As evidence of the need for emergency action now they point to the sharp decline in gross domestic product, 0.3 percent from July 1 through September. At the same time ExxonMobil announced its $11.7 billion profits, the largest profit margin in U.S. corporate history.

“Even Bush should realize something has to be done,” said AFL-CIO President John Sweeney. “We need a genuine economic stimulus package now, in the next 30 days, to boost our economy before already struggling, hard-working families suffer even more from a downward spiral.”

Laborers President Terry O’Sullivan insisted when he spoke before the congressional Transportation Committee on Oct. 29 that the tax rebates given to consumers earlier in the year and the $700 billion Wall Street bailout have had no lasting impact because they created no sustainable jobs. “It was like using a can of Red Bull and a candy bar to fix the problem,” he declared.

O’Sullivan said thousands of construction projects could be started immediately and that, with a jobless rate of 10 percent in construction, the workers are available now.

In the public sector alone, retrofitting of buildings to save energy would put almost a million people to work at an average pay of $40,000 and would provide long-term benefits to the nation, he said.

Presidents of the nation’s two huge teachers’ unions, Randi Weingarten of the AFT and Dennis Van Roeckel of the NEA are telling Congress that the schools must be part of any stimulus package.

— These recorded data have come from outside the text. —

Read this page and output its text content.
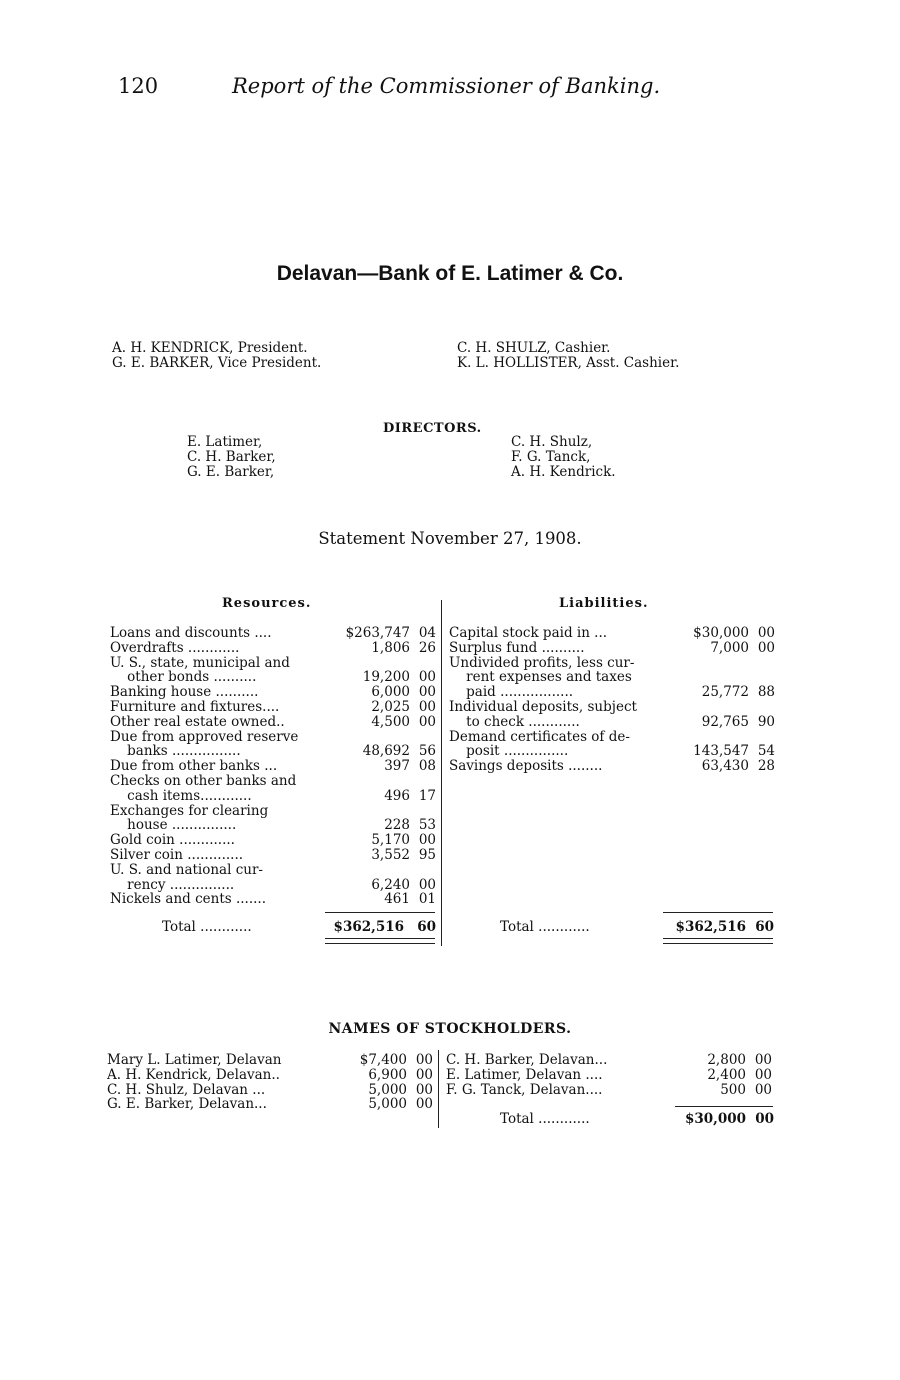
120	Report of the Commissioner of Banking.
Delavan—Bank of E. Latimer & Co.
A. H. KENDRICK, President.
G. E. BARKER, Vice President.
C. H. SHULZ, Cashier.
K. L. HOLLISTER, Asst. Cashier.
DIRECTORS.
E. Latimer,
C. H. Barker,
G. E. Barker,
C. H. Shulz,
F. G. Tanck,
A. H. Kendrick.
Statement November 27, 1908.
Resources.	Liabilities.
Loans and discounts ....	$263,747 04
Overdrafts ............	1,806 26
U. S., state, municipal and
other bonds ..........	19,200 00
Banking house ..........	6,000 00
Furniture and fixtures....	2,025 00
Other real estate owned..	4,500 00
Due from approved reserve
banks ................	48,692 56
Due from other banks ...	397 08
Checks on other banks and
cash items............	496 17
Exchanges for clearing
house ...............	228 53
Gold coin .............	5,170 00
Silver coin .............	3,552 95
U. S. and national cur-
rency ...............	6,240 00
Nickels and cents .......	461 01
Capital stock paid in ...	$30,000 00
Surplus fund ..........	7,000 00
Undivided profits, less cur-
rent expenses and taxes
paid .................	25,772 88
Individual deposits, subject
to check ............	92,765 90
Demand certificates of de-
posit ...............	143,547 54
Savings deposits ........	63,430 28
Total ............	$362,516 60	Total ............	$362,516 60
NAMES OF STOCKHOLDERS.
Mary L. Latimer, Delavan	$7,400 00
A. H. Kendrick, Delavan..	6,900 00
C. H. Shulz, Delavan ...	5,000 00
G. E. Barker, Delavan...	5,000 00
C. H. Barker, Delavan...	2,800 00
E. Latimer, Delavan ....	2,400 00
F. G. Tanck, Delavan....	500 00
Total ............	$30,000 00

Weingarten says the squeeze on state budgets is hurting schools badly. Marcia Reback, AFT president in Providence, R.I., provided an example when she told lawmakers that all music programs in her district have been eliminated.

“Education and the economy are intertwined,” Weingarten said. “When the economy is weak, workers lose their jobs, their homes and their healthcare. The effect of these losses doesn’t just hit the workers, it also affects their children, our students.”

She said the nation’s school buildings need at least $286 billion in immediate repairs that, if done, would put people to work and bring in more tax dollars to hard-pressed school districts.

NEA President Van Roekel said, “Many districts are being forced to raise prices for school meals due to escalating food costs. Schools report a steady stream of anxious parents, often in tears, pleading for free meals for their children because they do not have 70 cents a day for reduced price meals.”

When Ron Blackwell, the AFL-CIO’s chief economist testified he laid out numerous recommendations that would put more money in the hands of workers, not the least of which was extension of unemployment benefits from their current 26 weeks to 39.

Blackwell used his time to testify, however, to go well beyond the immediate stimulus package and to discuss longer term fixes for the economy.

He said the nation’s trade deficit could be fixed by making the terms of trade more equal and by protecting the rights of workers in other countries. He said the harmful economic imbalance between workers and bosses could be corrected by passing the Employee Free Choice Act:

“The imbalance of bargaining power between workers and their employers is responsible for the stagnation of wages and the rupture of the crucial relation between wages and productivity that served as the foundation of the social contract,” he said. “It also led to low savings and forced workers to use credit to keep going.

“Correcting this imbalance means creating full employment, a meaningful minimum wage and reforming our labor law to allow workers to freely associate with their fellow workers and form a union to bargain collectively. This is essential to restoring the economy to strength and sustainability,” he said.